We also must lower risks to the system created by over-the-counter derivatives transactions. Derivatives are intended to help transfer and lower risk in the economy, but the financial crisis demonstrated that they also can concentrate risk among a few big banks. To reduce interconnectedness and lower risk in the system, standard over-the-counter derivative transactions should be moved into well-regulated clearinghouses. Clearinghouses act as a middleman between two parties in an over-the-counter derivative transaction after the trade is arranged. They require derivatives dealers to post collateral so that if one party fails, its failure does not harm its counterparties and reverberate throughout the financial system.

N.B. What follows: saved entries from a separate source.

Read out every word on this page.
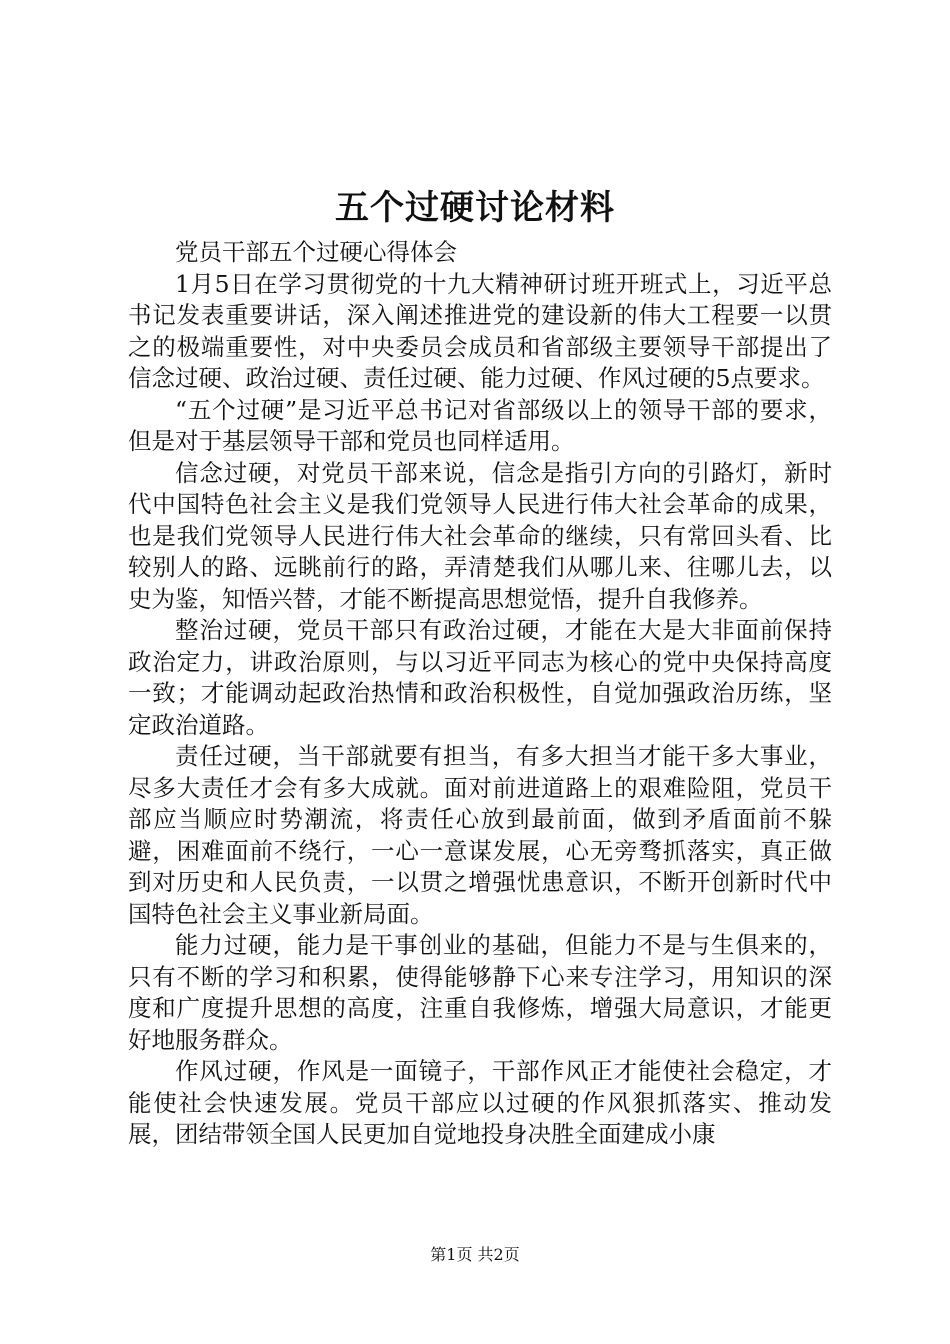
五个过硬讨论材料

党员干部五个过硬心得体会

1月5日在学习贯彻党的十九大精神研讨班开班式上，习近平总书记发表重要讲话，深入阐述推进党的建设新的伟大工程要一以贯之的极端重要性，对中央委员会成员和省部级主要领导干部提出了信念过硬、政治过硬、责任过硬、能力过硬、作风过硬的5点要求。

“五个过硬”是习近平总书记对省部级以上的领导干部的要求，但是对于基层领导干部和党员也同样适用。

信念过硬，对党员干部来说，信念是指引方向的引路灯，新时代中国特色社会主义是我们党领导人民进行伟大社会革命的成果，也是我们党领导人民进行伟大社会革命的继续，只有常回头看、比较别人的路、远眺前行的路，弄清楚我们从哪儿来、往哪儿去，以史为鉴，知悟兴替，才能不断提高思想觉悟，提升自我修养。

整治过硬，党员干部只有政治过硬，才能在大是大非面前保持政治定力，讲政治原则，与以习近平同志为核心的党中央保持高度一致；才能调动起政治热情和政治积极性，自觉加强政治历练，坚定政治道路。

责任过硬，当干部就要有担当，有多大担当才能干多大事业，尽多大责任才会有多大成就。面对前进道路上的艰难险阻，党员干部应当顺应时势潮流，将责任心放到最前面，做到矛盾面前不躲避，困难面前不绕行，一心一意谋发展，心无旁骛抓落实，真正做到对历史和人民负责，一以贯之增强忧患意识，不断开创新时代中国特色社会主义事业新局面。

能力过硬，能力是干事创业的基础，但能力不是与生俱来的，只有不断的学习和积累，使得能够静下心来专注学习，用知识的深度和广度提升思想的高度，注重自我修炼，增强大局意识，才能更好地服务群众。

作风过硬，作风是一面镜子，干部作风正才能使社会稳定，才能使社会快速发展。党员干部应以过硬的作风狠抓落实、推动发展，团结带领全国人民更加自觉地投身决胜全面建成小康

第1页 共2页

Some have said that they like the idea of bringing transparency to the over-the-counter markets, but they do not support posting collateral to clearinghouses. They ask if transparency necessitates central clearing. My answer is no. Though I see the public policy benefit of clearing all standardized transactions, reform can nevertheless separate the two, requiring that all standardized derivatives are traded without requiring that those derivatives be cleared. In fact, one trading platform provides such a service today. On that platform, the end-users can decide if they want to clear their transactions through a central clearinghouse or settle them on a bilateral basis with counterparties with whom they have established a credit arrangement. The technology exists today to separate a transparency requirement from clearing.
I understand that improving transparency and lowering risk would mean significant changes for Wall Street. I worked on Wall Street for 18 years with talented individuals from around the world who operated at the highest levels of professionalism. Wall Street’s interests are not always the same as the general public’s interests. In maximizing their revenues, the banks are pursuing their fiduciary duty to their shareholders and, as ever so evident by this year’s bonus season, to further employee compensation as well. They do not owe a similar duty to the taxpayers. In fact, they have made their case against many important aspects of reform on Capitol Hill. But in 2008, we watched the financial system fail. It is time to change the way the over-the-counter derivatives markets function and move from a dealer-dominated market to a transparent central marketplace that benefits the public and protects the American taxpayers.
Thank you for inviting me to speak today. I will now take any questions that you may have.